Human Rights at Home
Our research has uncovered many ways that contemporary immigration enforcement raises concerns about due process—the idea that the government cannot arbitrarily deprive people of their lives, liberty, or property without ensuring a fair judicial process—in Washington state. Our ongoing work examines practices that skirt or subvert these core fairness protections inscribed in the U.S. Constitution and international human rights law.
Due process rights are associated with the Fifth and Fourteenth amendments to the Constitution, which courts have consistently applied to citizens and non-citizens alike. At the Center for Human Rights, we are examining the interlocking and frequently arbitrary processes by which immigrants can be accused of crimes and deported without the benefit of core protections such the presumption of innocence. Our work aims to shed light on these practices in Washington state.
We are examining how, within the immigration system, individuals can be deported and families separated without ever having recourse to the courts. Today, within one hundred miles of the border—a zone that includes most of Washington state—in many cases immigration authorities can subject a person to various forms of express deportation, without a chance to see a judge, to meet with a lawyer, or to appeal the decision. Some of these deportations occur within 24 hours—and sometimes they take place because an ICE agent’s suspicion that a person’s appearance suggests he has engaged in criminal activity, rather than because any court has found him to be guilty of a crime.
The criminalization of migrants
The Center for Human Rights is also investigating the interlocking due process concerns that arise in the context of “crimmigration”—the apparent melding of immigration enforcement with crime fighting. In some ways, U.S. immigration authorities have adopted the “zero tolerance” language of crimefighting while subjecting themselves to almost none of the safeguards imposed on other branches of law enforcement to ensure due process.

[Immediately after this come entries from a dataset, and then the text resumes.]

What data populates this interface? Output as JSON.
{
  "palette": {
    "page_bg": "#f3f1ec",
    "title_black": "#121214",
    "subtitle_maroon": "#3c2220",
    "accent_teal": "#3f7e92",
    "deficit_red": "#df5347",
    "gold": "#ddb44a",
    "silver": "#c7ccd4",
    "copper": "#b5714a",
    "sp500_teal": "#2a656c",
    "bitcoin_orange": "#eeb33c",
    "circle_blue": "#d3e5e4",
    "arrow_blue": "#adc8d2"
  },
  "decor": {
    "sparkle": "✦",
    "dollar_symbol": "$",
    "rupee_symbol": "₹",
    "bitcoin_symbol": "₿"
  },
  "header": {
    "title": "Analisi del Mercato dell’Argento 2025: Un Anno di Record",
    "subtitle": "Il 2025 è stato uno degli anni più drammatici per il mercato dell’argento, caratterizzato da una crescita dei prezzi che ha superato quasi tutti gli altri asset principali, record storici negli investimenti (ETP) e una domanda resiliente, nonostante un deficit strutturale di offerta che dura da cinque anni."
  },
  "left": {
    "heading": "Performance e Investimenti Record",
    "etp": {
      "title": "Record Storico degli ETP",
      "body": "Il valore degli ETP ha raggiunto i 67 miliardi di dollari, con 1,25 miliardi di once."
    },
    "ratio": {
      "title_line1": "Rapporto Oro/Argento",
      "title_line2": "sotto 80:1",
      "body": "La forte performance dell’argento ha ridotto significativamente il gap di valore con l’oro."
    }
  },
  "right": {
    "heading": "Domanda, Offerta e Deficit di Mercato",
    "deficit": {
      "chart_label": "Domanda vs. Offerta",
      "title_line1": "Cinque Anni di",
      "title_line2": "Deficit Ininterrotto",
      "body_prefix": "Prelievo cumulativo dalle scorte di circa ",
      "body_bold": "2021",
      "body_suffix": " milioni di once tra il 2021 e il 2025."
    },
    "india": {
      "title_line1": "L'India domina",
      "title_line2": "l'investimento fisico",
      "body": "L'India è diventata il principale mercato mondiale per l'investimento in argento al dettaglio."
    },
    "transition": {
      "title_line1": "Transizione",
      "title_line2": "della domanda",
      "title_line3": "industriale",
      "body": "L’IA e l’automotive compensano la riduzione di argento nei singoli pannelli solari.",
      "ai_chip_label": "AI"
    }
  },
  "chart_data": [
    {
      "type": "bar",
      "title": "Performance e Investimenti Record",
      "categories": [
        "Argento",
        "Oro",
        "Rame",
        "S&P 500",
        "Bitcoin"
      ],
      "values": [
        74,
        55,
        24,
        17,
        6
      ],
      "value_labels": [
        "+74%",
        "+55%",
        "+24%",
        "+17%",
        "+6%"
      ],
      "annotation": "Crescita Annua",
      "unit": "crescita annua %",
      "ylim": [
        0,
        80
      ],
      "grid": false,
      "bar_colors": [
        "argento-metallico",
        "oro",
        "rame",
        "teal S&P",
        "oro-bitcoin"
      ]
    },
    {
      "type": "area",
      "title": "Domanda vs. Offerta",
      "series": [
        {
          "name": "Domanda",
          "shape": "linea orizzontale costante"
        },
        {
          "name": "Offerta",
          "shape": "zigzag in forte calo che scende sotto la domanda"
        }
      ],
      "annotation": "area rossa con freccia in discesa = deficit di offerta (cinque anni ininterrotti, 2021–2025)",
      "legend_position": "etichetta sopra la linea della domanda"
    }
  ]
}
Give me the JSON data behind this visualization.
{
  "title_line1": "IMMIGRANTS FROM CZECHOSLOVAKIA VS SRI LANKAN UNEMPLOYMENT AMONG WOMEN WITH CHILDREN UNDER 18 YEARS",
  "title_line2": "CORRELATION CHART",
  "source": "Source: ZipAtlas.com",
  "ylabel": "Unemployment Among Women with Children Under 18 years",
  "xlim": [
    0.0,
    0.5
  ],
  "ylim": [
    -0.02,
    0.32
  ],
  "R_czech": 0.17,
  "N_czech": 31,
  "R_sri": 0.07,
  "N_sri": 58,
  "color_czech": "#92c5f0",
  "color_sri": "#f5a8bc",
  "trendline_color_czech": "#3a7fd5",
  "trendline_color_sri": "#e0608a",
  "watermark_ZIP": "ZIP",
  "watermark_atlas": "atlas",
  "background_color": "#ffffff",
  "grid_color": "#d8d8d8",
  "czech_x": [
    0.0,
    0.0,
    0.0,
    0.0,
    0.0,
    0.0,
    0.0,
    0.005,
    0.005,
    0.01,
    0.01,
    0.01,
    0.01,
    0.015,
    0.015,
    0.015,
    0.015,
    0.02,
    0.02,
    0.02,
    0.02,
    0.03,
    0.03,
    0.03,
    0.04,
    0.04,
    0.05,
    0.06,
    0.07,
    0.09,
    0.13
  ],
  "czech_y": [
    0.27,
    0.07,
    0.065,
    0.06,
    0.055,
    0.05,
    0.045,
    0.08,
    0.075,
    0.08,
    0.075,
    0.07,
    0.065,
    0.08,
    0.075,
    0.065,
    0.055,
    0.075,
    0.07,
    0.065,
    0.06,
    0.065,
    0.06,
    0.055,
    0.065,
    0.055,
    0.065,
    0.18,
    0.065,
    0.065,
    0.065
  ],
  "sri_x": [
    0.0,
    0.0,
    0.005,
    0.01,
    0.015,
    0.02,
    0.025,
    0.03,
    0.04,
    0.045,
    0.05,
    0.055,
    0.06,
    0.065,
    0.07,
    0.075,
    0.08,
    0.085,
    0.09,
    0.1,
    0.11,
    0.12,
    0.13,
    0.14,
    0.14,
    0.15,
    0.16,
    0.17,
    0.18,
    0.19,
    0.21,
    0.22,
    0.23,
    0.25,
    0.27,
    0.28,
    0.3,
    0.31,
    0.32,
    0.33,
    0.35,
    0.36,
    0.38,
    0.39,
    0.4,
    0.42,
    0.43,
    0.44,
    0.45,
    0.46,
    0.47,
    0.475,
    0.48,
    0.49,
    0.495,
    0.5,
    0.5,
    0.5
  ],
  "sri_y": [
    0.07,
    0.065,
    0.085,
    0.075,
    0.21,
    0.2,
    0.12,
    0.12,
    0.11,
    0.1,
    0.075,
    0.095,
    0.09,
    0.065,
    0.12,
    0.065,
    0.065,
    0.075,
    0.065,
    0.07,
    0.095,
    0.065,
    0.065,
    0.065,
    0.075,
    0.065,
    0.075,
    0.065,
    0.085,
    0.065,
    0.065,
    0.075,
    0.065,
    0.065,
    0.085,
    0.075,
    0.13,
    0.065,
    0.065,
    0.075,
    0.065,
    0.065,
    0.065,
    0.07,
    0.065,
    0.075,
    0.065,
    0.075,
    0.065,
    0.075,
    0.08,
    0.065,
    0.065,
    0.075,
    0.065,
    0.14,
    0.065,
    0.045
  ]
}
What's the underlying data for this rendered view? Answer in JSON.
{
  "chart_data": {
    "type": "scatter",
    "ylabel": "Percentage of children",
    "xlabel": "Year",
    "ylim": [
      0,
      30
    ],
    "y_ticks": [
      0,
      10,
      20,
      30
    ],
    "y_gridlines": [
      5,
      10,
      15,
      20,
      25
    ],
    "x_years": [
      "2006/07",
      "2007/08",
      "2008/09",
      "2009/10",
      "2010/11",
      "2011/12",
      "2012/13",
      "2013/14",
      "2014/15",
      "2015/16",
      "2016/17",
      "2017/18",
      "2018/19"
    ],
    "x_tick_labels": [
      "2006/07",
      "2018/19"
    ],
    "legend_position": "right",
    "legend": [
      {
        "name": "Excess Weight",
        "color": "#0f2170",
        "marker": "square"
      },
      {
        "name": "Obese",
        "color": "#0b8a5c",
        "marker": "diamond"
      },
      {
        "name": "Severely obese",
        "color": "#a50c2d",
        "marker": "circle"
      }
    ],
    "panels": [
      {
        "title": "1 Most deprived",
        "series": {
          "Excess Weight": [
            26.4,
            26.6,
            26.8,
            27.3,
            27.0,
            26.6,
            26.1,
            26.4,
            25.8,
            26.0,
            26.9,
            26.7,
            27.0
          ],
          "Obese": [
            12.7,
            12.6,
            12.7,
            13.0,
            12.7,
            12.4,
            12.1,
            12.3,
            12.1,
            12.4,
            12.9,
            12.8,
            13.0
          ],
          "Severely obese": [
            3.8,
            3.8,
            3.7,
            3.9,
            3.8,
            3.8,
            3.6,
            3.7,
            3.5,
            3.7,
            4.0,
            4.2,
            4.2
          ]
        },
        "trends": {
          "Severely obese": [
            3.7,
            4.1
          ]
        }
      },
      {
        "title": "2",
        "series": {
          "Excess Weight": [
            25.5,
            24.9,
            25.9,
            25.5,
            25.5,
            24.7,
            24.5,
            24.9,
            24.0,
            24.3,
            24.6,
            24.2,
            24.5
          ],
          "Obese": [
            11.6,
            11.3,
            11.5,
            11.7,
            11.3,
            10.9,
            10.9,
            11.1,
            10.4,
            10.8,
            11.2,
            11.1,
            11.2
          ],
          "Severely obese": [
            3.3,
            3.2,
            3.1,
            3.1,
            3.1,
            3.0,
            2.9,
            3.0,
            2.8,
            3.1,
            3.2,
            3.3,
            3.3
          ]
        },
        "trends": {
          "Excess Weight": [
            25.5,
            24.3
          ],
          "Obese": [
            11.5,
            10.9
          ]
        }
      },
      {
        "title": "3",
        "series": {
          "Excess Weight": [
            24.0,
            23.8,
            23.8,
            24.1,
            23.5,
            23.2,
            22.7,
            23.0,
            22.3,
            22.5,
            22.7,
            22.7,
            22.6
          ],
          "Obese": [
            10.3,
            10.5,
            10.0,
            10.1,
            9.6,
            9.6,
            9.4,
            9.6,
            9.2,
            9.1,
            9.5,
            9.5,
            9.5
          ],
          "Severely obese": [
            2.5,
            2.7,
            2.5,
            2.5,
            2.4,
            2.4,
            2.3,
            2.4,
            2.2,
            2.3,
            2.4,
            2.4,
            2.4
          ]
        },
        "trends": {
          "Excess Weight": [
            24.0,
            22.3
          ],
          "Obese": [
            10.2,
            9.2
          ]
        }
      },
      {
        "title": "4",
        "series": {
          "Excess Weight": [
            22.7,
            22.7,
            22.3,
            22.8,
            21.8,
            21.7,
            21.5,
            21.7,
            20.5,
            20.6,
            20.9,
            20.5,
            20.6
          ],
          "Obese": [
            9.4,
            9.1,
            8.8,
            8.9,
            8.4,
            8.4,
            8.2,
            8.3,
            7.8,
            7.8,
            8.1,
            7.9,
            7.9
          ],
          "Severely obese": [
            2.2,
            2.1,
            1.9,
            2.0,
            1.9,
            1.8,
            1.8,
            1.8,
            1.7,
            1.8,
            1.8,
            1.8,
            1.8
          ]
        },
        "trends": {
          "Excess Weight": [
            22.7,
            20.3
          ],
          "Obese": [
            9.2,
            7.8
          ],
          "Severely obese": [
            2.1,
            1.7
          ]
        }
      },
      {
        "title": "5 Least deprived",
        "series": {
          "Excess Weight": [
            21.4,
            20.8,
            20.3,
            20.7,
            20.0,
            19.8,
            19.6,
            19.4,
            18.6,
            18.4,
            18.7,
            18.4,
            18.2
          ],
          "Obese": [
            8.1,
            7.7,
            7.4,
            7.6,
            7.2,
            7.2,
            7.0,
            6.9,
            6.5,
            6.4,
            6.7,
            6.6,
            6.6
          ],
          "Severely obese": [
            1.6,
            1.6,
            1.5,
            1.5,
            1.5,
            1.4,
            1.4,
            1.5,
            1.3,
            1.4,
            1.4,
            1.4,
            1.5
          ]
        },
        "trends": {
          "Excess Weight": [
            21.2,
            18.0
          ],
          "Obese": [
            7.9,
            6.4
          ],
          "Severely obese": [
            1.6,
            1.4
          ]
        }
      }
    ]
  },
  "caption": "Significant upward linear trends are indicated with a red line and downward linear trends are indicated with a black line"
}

While unauthorized presence in the U.S. remains a civil misdemeanor, not a crime, many behaviors related to unauthorized presence have been turned into crimes following the passage of a 1996 federal law. Today, although immigrants are not committing more acts that endanger public safety, our government has chosen to designate more of their activities as crimes. This is important to understand, because some of the “sanctuary” policies crafted to protect immigrants in our state from the arbitrary practices of federal immigration enforcement carve out exceptions for those considered “criminal aliens,” with little understanding of how arbitrarily individuals can wind up with such designations.
Arbitrariness in asylum
The UW Center for Human Rights is examining ways that irregularities in the asylum process may limit the due process rights of asylum-seekers in Washington state. For decades, U.S. immigration law has upheld some built-in safeguards for people who express fear of returning to their home country. The process of seeking asylum begins with a credible fear interview; those who pass this test are afforded an opportunity to have their claims considered in immigration court. Yet in 2018, former Attorney General Jeff Sessions took steps to curtail these safeguards, instructing asylum officers to reject more credible fear claims and immigration judges to expedite their handling of cases.